Dear Commons Community,
Earlier this week, the National Council on Teacher Quality issued a report slamming schools of education for admitting too many less than qualified students into their programs and awarding too many “easy A”s. Donald E. Heller, dean of the College of Education and a professor in the department of educational administration at Michigan State University, refutes the Council’s findings in an article in The Chronicle of Higher Education. Here is an excerpt:
“The National Council on Teacher Quality, a Washington-based think tank, has issued a number of reports in recent years on teacher preparation around the country. Its flagship effort since 2013, the Teacher Prep Review, is an annual report released in June that rates programs on how well they are preparing new teachers. In order to keep its name in front of the media between those major annual releases, the council has issued a series of studies on other aspects of teacher preparation. The latest one, “Easy A’s and What’s Behind Them,” came out this week. As with the organization’s other studies, this one has fatal flaws that undermine most of the conclusions articulated in it.

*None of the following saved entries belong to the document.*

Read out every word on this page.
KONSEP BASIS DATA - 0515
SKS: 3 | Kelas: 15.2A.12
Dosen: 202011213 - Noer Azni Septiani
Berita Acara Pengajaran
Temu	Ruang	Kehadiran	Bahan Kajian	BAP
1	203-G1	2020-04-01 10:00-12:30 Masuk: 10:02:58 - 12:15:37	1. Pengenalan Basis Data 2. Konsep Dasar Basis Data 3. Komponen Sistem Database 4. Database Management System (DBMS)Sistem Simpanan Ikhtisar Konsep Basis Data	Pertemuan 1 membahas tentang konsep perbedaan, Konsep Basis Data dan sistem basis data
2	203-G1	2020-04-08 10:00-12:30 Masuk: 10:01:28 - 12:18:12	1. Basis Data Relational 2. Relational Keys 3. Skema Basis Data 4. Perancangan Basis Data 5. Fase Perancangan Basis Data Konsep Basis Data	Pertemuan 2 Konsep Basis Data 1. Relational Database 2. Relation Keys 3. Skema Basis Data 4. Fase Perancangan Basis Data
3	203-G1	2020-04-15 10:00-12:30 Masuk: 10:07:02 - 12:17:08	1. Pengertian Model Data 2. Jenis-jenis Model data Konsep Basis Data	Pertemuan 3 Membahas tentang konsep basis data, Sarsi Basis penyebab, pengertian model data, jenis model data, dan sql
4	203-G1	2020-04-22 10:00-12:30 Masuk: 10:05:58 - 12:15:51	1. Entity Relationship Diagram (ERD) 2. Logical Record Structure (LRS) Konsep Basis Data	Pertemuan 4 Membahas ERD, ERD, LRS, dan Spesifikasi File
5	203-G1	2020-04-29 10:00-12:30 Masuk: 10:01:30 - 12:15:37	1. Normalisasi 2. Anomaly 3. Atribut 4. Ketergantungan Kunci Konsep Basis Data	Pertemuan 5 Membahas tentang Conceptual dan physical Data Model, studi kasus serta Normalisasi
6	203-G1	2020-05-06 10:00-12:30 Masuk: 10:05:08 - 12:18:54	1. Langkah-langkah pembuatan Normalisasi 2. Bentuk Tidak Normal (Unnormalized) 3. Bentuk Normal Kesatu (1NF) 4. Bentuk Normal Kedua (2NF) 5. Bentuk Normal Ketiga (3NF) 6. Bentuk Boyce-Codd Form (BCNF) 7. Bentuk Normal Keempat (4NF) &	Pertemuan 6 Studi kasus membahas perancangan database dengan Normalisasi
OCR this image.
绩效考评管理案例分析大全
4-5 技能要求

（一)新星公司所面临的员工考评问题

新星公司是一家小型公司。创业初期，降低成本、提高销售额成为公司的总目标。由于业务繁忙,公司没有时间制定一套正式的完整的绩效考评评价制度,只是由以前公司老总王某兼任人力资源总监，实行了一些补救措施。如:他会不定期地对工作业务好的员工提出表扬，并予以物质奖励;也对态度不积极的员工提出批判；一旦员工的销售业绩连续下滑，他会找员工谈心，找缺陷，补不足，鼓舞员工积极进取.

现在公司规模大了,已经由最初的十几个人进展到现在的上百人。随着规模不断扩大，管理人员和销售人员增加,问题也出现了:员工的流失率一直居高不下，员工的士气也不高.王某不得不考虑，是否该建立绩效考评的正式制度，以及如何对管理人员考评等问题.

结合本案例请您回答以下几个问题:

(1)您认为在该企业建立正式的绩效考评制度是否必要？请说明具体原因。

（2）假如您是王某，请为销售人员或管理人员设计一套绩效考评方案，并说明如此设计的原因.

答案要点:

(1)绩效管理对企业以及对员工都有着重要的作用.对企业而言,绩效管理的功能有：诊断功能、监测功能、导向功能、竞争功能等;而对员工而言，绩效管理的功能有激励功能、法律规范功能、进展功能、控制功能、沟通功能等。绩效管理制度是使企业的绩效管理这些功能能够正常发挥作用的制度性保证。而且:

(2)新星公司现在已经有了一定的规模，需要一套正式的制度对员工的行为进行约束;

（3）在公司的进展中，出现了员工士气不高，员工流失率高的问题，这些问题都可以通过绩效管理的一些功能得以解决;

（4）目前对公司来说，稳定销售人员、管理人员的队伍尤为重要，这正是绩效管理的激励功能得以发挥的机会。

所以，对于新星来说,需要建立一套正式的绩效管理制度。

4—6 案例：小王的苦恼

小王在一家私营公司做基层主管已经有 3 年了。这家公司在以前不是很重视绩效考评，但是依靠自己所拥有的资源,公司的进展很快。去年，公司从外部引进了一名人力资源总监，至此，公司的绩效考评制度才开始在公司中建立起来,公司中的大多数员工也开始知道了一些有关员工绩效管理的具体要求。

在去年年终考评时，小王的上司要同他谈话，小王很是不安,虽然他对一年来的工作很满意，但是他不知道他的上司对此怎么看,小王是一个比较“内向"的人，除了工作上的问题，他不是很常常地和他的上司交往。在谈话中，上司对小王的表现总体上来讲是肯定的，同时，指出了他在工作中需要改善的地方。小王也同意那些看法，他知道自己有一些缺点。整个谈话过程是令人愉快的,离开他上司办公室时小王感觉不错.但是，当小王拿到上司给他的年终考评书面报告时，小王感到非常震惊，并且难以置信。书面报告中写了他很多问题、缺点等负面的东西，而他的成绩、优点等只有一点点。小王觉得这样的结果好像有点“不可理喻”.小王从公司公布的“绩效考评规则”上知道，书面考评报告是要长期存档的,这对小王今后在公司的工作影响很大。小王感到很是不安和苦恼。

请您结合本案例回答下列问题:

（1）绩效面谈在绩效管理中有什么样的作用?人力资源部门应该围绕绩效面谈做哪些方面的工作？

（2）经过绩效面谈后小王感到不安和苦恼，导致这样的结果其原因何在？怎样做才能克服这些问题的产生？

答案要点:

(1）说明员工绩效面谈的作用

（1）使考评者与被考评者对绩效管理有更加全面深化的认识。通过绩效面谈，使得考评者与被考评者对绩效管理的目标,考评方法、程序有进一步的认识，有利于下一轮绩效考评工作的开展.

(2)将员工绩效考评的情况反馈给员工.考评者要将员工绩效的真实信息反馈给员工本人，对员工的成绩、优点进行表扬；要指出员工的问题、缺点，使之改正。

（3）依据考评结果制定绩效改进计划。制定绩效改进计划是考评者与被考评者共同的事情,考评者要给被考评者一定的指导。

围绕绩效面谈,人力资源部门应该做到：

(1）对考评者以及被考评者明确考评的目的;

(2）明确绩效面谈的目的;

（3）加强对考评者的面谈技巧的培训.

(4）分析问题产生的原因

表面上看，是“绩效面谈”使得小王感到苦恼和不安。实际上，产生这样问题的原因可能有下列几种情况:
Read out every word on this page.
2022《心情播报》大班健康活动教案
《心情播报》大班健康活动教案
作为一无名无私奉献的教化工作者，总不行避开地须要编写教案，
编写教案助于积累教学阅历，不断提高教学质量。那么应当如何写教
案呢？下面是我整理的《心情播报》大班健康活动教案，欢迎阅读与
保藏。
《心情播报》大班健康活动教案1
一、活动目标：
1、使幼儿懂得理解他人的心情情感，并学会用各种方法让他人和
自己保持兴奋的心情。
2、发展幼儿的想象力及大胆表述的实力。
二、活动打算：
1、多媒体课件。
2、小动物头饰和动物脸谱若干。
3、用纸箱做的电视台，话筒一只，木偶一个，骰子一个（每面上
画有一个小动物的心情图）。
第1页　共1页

The study purports to rate whether teacher-preparation programs are lax in grading standards by examining the proportion of students in those programs achieving academic honors (e.g., high honors, or cum laude status) as compared to all undergraduates in the university.”
Heller goes on to mention several flaws in the report’s methodology. For instance:
“The report states that, “Our evaluation of institutions on this standard measures the rigor of their preparation as indicated by the grade point average (GPA) differential between graduating teacher candidates and all other graduating students.” In fact, the report does no such thing, because the council did not have access to students’ GPA’s. All it could determine was whether they earned honors or not.”
Heller goes on to discuss the fact that in his institution, many education students take the bulk of their courses in departments outside of education. In addition as is common in many schools of education, students specializing in secondary education have to major in disciplines of their specialization (i.e., science, English, foreign languages, etc.).
All in all, Heller concludes that the report is deeply flawed. I would add that the National Council on Teacher Quality is a deeply flawed organization with its own biased agenda. Its advisory board includes representatives from the right-wing American Enterprise Institute, vested interests such as Pearson Education, and Joel Klein from Rupert Murdoch’s News Corporation, who as Chancellor of the New York City Schools, vilified teachers throughout his tenure.